Our teaching methods are outlined in the teaching and learning policy.

Where possible the science curriculum will be used to extend the children’s cultural capital and will be enriched with visitors, visits, artefacts and active learning experiences e.g. drama.

In any written work children should be encouraged to maintain the standard of work required in literacy lessons and grammar, spelling and punctuation should be corrected in an appropriate way.

 

Impact

Children’s learning will be informally assessed through questioning, work in books, observations, pre and post learning tasks.

They will be assessed half termly against age related expectations. (see assessment policy.)

There is also a new assessment system being trialled in Autumn 2 2019 that puts more emphasis on assessing learning rather than marking books. 

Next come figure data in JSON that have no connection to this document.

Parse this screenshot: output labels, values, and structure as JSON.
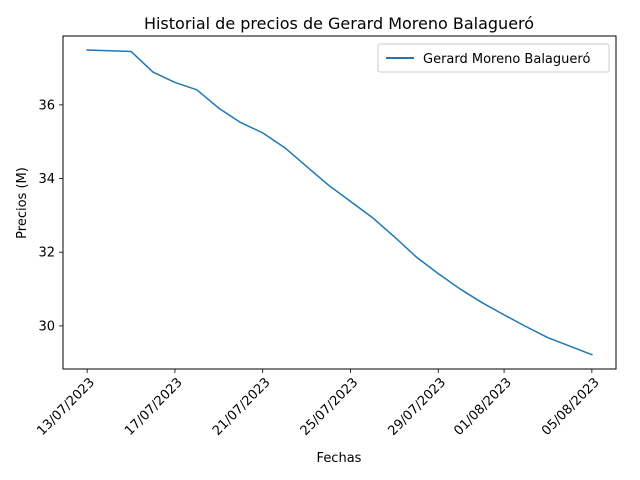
{
  "chart_data": {
    "type": "line",
    "title": "Historial de precios de Gerard Moreno Balagueró",
    "xlabel": "Fechas",
    "ylabel": "Precios (M)",
    "x_tick_labels": [
      "13/07/2023",
      "17/07/2023",
      "21/07/2023",
      "25/07/2023",
      "29/07/2023",
      "01/08/2023",
      "05/08/2023"
    ],
    "x_tick_dates": [
      "2023-07-13",
      "2023-07-17",
      "2023-07-21",
      "2023-07-25",
      "2023-07-29",
      "2023-08-01",
      "2023-08-05"
    ],
    "y_ticks": [
      30,
      32,
      34,
      36
    ],
    "xlim": [
      "2023-07-11 21:36",
      "2023-08-06 02:24"
    ],
    "ylim": [
      28.83,
      37.87
    ],
    "grid": false,
    "legend_position": "top-right",
    "series": [
      {
        "name": "Gerard Moreno Balagueró",
        "color": "#1f77b4",
        "x": [
          "2023-07-13",
          "2023-07-14",
          "2023-07-15",
          "2023-07-16",
          "2023-07-17",
          "2023-07-18",
          "2023-07-19",
          "2023-07-20",
          "2023-07-21",
          "2023-07-22",
          "2023-07-23",
          "2023-07-24",
          "2023-07-25",
          "2023-07-26",
          "2023-07-27",
          "2023-07-28",
          "2023-07-29",
          "2023-07-30",
          "2023-07-31",
          "2023-08-01",
          "2023-08-02",
          "2023-08-03",
          "2023-08-04",
          "2023-08-05"
        ],
        "y": [
          37.49,
          37.47,
          37.45,
          36.89,
          36.61,
          36.41,
          35.91,
          35.52,
          35.24,
          34.84,
          34.33,
          33.82,
          33.38,
          32.94,
          32.42,
          31.87,
          31.42,
          31.0,
          30.63,
          30.3,
          29.98,
          29.68,
          29.45,
          29.22
        ]
      }
    ]
  }
}
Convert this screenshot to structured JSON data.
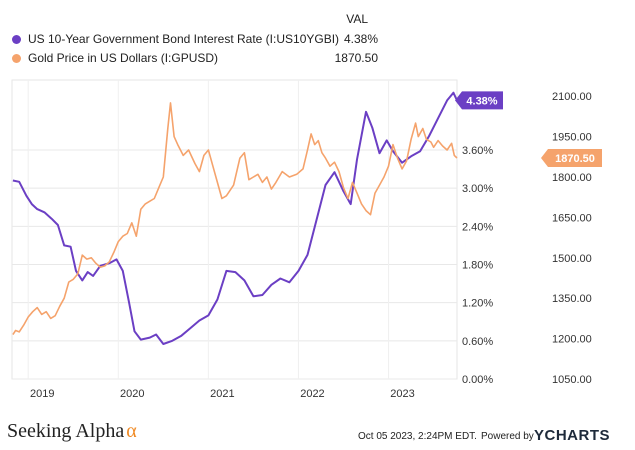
{
  "legend": {
    "val_header": "VAL",
    "series": [
      {
        "name": "US 10-Year Government Bond Interest Rate (I:US10YGBI)",
        "value": "4.38%",
        "color": "#6b3fc4"
      },
      {
        "name": "Gold Price in US Dollars (I:GPUSD)",
        "value": "1870.50",
        "color": "#f5a36c"
      }
    ]
  },
  "chart_data": {
    "type": "line",
    "x_tick_labels": [
      "2019",
      "2020",
      "2021",
      "2022",
      "2023"
    ],
    "y_left_tick_labels": [
      "0.00%",
      "0.60%",
      "1.20%",
      "1.80%",
      "2.40%",
      "3.00%",
      "3.60%"
    ],
    "y_right_tick_labels": [
      "1050.00",
      "1200.00",
      "1350.00",
      "1500.00",
      "1650.00",
      "1800.00",
      "1950.00",
      "2100.00"
    ],
    "x_range": [
      2018.82,
      2023.76
    ],
    "y_left_range": [
      0,
      4.7
    ],
    "y_right_range": [
      1050,
      2160
    ],
    "grid": "horizontal",
    "series": [
      {
        "name": "US 10-Year Government Bond Interest Rate (I:US10YGBI)",
        "axis": "left",
        "color": "#6b3fc4",
        "end_label": "4.38%",
        "points": [
          [
            2018.83,
            3.12
          ],
          [
            2018.9,
            3.1
          ],
          [
            2018.98,
            2.88
          ],
          [
            2019.04,
            2.75
          ],
          [
            2019.1,
            2.67
          ],
          [
            2019.18,
            2.62
          ],
          [
            2019.26,
            2.52
          ],
          [
            2019.33,
            2.42
          ],
          [
            2019.4,
            2.1
          ],
          [
            2019.47,
            2.08
          ],
          [
            2019.53,
            1.7
          ],
          [
            2019.6,
            1.55
          ],
          [
            2019.66,
            1.68
          ],
          [
            2019.72,
            1.62
          ],
          [
            2019.8,
            1.78
          ],
          [
            2019.9,
            1.82
          ],
          [
            2019.98,
            1.88
          ],
          [
            2020.05,
            1.7
          ],
          [
            2020.12,
            1.2
          ],
          [
            2020.18,
            0.75
          ],
          [
            2020.25,
            0.62
          ],
          [
            2020.35,
            0.65
          ],
          [
            2020.42,
            0.7
          ],
          [
            2020.5,
            0.55
          ],
          [
            2020.6,
            0.6
          ],
          [
            2020.7,
            0.68
          ],
          [
            2020.8,
            0.8
          ],
          [
            2020.9,
            0.92
          ],
          [
            2021.0,
            1.0
          ],
          [
            2021.1,
            1.25
          ],
          [
            2021.2,
            1.7
          ],
          [
            2021.3,
            1.68
          ],
          [
            2021.4,
            1.55
          ],
          [
            2021.5,
            1.3
          ],
          [
            2021.6,
            1.32
          ],
          [
            2021.7,
            1.48
          ],
          [
            2021.8,
            1.58
          ],
          [
            2021.9,
            1.52
          ],
          [
            2022.0,
            1.7
          ],
          [
            2022.1,
            1.95
          ],
          [
            2022.2,
            2.5
          ],
          [
            2022.3,
            3.05
          ],
          [
            2022.4,
            3.25
          ],
          [
            2022.5,
            2.95
          ],
          [
            2022.58,
            2.75
          ],
          [
            2022.65,
            3.45
          ],
          [
            2022.75,
            4.2
          ],
          [
            2022.82,
            3.95
          ],
          [
            2022.9,
            3.55
          ],
          [
            2022.98,
            3.75
          ],
          [
            2023.05,
            3.58
          ],
          [
            2023.15,
            3.4
          ],
          [
            2023.25,
            3.5
          ],
          [
            2023.35,
            3.58
          ],
          [
            2023.45,
            3.82
          ],
          [
            2023.55,
            4.1
          ],
          [
            2023.65,
            4.38
          ],
          [
            2023.72,
            4.5
          ],
          [
            2023.76,
            4.38
          ]
        ]
      },
      {
        "name": "Gold Price in US Dollars (I:GPUSD)",
        "axis": "right",
        "color": "#f5a36c",
        "end_label": "1870.50",
        "points": [
          [
            2018.83,
            1215
          ],
          [
            2018.86,
            1230
          ],
          [
            2018.9,
            1225
          ],
          [
            2018.95,
            1250
          ],
          [
            2019.0,
            1280
          ],
          [
            2019.05,
            1300
          ],
          [
            2019.1,
            1315
          ],
          [
            2019.15,
            1290
          ],
          [
            2019.2,
            1300
          ],
          [
            2019.25,
            1275
          ],
          [
            2019.3,
            1285
          ],
          [
            2019.35,
            1320
          ],
          [
            2019.4,
            1350
          ],
          [
            2019.45,
            1410
          ],
          [
            2019.5,
            1420
          ],
          [
            2019.55,
            1440
          ],
          [
            2019.6,
            1510
          ],
          [
            2019.65,
            1495
          ],
          [
            2019.7,
            1500
          ],
          [
            2019.75,
            1480
          ],
          [
            2019.8,
            1465
          ],
          [
            2019.85,
            1470
          ],
          [
            2019.9,
            1485
          ],
          [
            2019.95,
            1520
          ],
          [
            2020.0,
            1560
          ],
          [
            2020.05,
            1580
          ],
          [
            2020.1,
            1590
          ],
          [
            2020.15,
            1630
          ],
          [
            2020.2,
            1580
          ],
          [
            2020.25,
            1680
          ],
          [
            2020.3,
            1700
          ],
          [
            2020.35,
            1710
          ],
          [
            2020.4,
            1720
          ],
          [
            2020.45,
            1760
          ],
          [
            2020.5,
            1800
          ],
          [
            2020.55,
            1980
          ],
          [
            2020.58,
            2075
          ],
          [
            2020.62,
            1950
          ],
          [
            2020.66,
            1920
          ],
          [
            2020.72,
            1880
          ],
          [
            2020.78,
            1900
          ],
          [
            2020.85,
            1850
          ],
          [
            2020.9,
            1820
          ],
          [
            2020.95,
            1880
          ],
          [
            2021.0,
            1900
          ],
          [
            2021.05,
            1840
          ],
          [
            2021.1,
            1780
          ],
          [
            2021.15,
            1720
          ],
          [
            2021.2,
            1730
          ],
          [
            2021.28,
            1770
          ],
          [
            2021.35,
            1870
          ],
          [
            2021.4,
            1890
          ],
          [
            2021.45,
            1790
          ],
          [
            2021.5,
            1800
          ],
          [
            2021.55,
            1810
          ],
          [
            2021.6,
            1780
          ],
          [
            2021.65,
            1800
          ],
          [
            2021.7,
            1755
          ],
          [
            2021.75,
            1780
          ],
          [
            2021.82,
            1820
          ],
          [
            2021.9,
            1800
          ],
          [
            2021.98,
            1810
          ],
          [
            2022.05,
            1830
          ],
          [
            2022.1,
            1900
          ],
          [
            2022.14,
            1960
          ],
          [
            2022.18,
            1920
          ],
          [
            2022.22,
            1935
          ],
          [
            2022.26,
            1890
          ],
          [
            2022.3,
            1870
          ],
          [
            2022.35,
            1840
          ],
          [
            2022.4,
            1855
          ],
          [
            2022.45,
            1820
          ],
          [
            2022.5,
            1760
          ],
          [
            2022.55,
            1720
          ],
          [
            2022.6,
            1780
          ],
          [
            2022.65,
            1740
          ],
          [
            2022.7,
            1700
          ],
          [
            2022.75,
            1675
          ],
          [
            2022.8,
            1660
          ],
          [
            2022.85,
            1740
          ],
          [
            2022.9,
            1770
          ],
          [
            2022.95,
            1800
          ],
          [
            2023.0,
            1840
          ],
          [
            2023.05,
            1920
          ],
          [
            2023.1,
            1870
          ],
          [
            2023.15,
            1830
          ],
          [
            2023.2,
            1860
          ],
          [
            2023.25,
            1940
          ],
          [
            2023.3,
            2000
          ],
          [
            2023.33,
            1950
          ],
          [
            2023.38,
            1980
          ],
          [
            2023.42,
            1940
          ],
          [
            2023.47,
            1930
          ],
          [
            2023.5,
            1910
          ],
          [
            2023.55,
            1935
          ],
          [
            2023.6,
            1915
          ],
          [
            2023.65,
            1900
          ],
          [
            2023.7,
            1925
          ],
          [
            2023.73,
            1880
          ],
          [
            2023.76,
            1870.5
          ]
        ]
      }
    ]
  },
  "footer": {
    "brand_left": "Seeking Alpha",
    "brand_left_symbol": "α",
    "date": "Oct 05 2023, 2:24PM EDT.",
    "powered": "Powered by",
    "brand_right": "YCHARTS"
  }
}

We aim for the vast majority of our children to be working at age related expectations in science, for those working towards or children with significant additional needs to be making appropriate progress and for those who have the potential to be given the opportunity and challenge to be working at greater depth.

 

Equality and SEN Statement

At Rivington Primary School we aim to provide equality of opportunity for all children whatever their age, ability, gender, race, religion or background.  We aim to create an environment that values each pupil and enables them to achieve their full potential.  We provide a broad and balanced curriculum appropriately differentiated to respond to pupils’ diverse learning needs.  The opportunities and experiences we provide enable our pupils to participate fully and give their best across all aspects of school life.  We place great value on the quality of relationships within our school community and celebrate the achievements of all pupils.

 

We appreciate that children may have special educational needs throughout, or at any time during their school career.  At Rivington Primary School we aim to facilitate the full inclusion of pupils with special educational needs.

In science it is important to include a wide range of role models involved in scientific discoveries, theories and ideas.  The subject can also be used to promote discussion of different beliefs and changes over time.